What are the advantages of launching a start-up when youngsters are pursuing their graduation? Is the social and economic scene in Kerala supportive of such initiatives?
To understand this matter in depth, I would strongly suggest this essay by Paul Graham, founder of Silicon Valley’s most famous incubator — Ycombinator — derived out of a talk at MIT: http://www.paulgraham.com/mit.html. The logic Paul gives is very simple. There is no biological difference when you are 18 and 22, and it is only the university which says you are now a graduate. The brain is the same almost, which means you have the same level of intelligence to learn useful things. Compare this with our social context arising out of the mindset of parents in Kerala who want their children to do engineering education. Young students, who are creative and innovative, irrespective of their passions, are driven to a mad frenzy with coaching classes and entrance exam tuitions. We are taught that the student who gets the highest marks is the most brilliant student and the one who fails is categorised as stupid. This goes into such a high level that after 13 years of education, the students start to fear “failure.” As a net result, they become averse to failure and consequently become risk-averse to such an extent that no one wants even to try anything that has a chance of failing. When our students step out of the four walls of the classroom, from the academic world to the real world, they bring this fear of failure along with them. The funny thing about the real world is that there is possibly little correlation between successes in life to marks in school or college, while, at the same time, in real life, a lot of things we do are bound to fail. Our school education system is more tweaked to a memory-testing contest usually and most students by 18 do not have a clue on what they want to do in lives.

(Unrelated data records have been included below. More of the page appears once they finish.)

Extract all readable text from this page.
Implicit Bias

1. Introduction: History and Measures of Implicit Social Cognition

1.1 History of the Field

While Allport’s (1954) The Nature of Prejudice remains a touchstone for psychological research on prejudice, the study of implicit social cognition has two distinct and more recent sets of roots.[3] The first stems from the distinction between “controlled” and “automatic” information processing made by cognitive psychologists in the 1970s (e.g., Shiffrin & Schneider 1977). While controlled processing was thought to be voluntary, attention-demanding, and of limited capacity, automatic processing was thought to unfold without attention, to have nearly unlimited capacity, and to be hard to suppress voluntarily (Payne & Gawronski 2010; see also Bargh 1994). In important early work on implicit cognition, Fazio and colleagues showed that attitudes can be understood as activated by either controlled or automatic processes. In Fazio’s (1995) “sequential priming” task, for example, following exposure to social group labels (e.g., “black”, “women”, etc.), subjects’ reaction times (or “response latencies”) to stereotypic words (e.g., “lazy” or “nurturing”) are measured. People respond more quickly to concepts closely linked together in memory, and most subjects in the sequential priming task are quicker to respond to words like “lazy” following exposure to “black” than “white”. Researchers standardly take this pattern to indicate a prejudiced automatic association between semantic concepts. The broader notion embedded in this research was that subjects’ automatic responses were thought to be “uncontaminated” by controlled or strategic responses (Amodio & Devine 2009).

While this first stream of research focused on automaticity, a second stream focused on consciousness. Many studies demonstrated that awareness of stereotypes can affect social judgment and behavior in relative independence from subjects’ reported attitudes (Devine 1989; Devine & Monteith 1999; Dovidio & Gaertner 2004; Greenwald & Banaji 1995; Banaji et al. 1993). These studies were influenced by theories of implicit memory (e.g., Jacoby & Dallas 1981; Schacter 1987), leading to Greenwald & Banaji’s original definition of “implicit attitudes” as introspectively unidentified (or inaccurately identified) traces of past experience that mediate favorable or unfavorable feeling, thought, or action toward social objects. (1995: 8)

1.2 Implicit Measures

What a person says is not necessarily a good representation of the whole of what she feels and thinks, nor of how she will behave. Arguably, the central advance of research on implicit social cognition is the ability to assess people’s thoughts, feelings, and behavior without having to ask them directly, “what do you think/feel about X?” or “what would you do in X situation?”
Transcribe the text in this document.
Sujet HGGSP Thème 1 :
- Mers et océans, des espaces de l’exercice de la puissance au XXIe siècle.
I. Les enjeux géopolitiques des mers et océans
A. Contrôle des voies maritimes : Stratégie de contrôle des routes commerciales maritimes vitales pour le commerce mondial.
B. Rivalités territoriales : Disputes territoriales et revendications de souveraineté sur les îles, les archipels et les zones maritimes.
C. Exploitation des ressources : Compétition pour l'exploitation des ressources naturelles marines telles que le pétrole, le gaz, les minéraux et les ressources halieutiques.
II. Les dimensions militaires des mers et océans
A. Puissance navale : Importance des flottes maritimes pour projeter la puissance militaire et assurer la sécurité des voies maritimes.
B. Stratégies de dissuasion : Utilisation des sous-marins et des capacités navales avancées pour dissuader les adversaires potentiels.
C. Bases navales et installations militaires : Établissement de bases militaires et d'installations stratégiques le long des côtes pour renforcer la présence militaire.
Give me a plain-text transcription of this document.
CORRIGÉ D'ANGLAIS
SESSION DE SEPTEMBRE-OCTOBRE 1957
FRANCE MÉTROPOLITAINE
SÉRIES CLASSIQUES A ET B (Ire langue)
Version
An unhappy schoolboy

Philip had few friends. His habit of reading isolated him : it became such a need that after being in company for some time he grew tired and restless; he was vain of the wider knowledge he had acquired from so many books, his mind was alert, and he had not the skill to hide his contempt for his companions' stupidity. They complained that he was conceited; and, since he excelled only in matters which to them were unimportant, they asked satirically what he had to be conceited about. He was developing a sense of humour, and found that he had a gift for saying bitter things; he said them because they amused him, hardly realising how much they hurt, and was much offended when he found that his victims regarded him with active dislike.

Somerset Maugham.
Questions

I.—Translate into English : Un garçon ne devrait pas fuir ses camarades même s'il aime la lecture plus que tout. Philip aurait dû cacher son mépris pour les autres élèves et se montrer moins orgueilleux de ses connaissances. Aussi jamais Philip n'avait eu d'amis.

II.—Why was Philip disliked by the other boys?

We follow the crowd and get into engineering education and the funny thing is that no one has a clue on which branch they really are interested in. Once you get into a particular stream, there is no option to change it as well. I feel that is amazingly unfair to the youth as they get stuck with a choice they were forced to make, when they didn’t have a full realisation of what they are getting into. Having said this, I feel that the newly announced student entrepreneurship policy of the State government is a great effort in creating that 20 per cent free time for students in which they can now work on things that are interesting to them at an incubator like Start-up Village.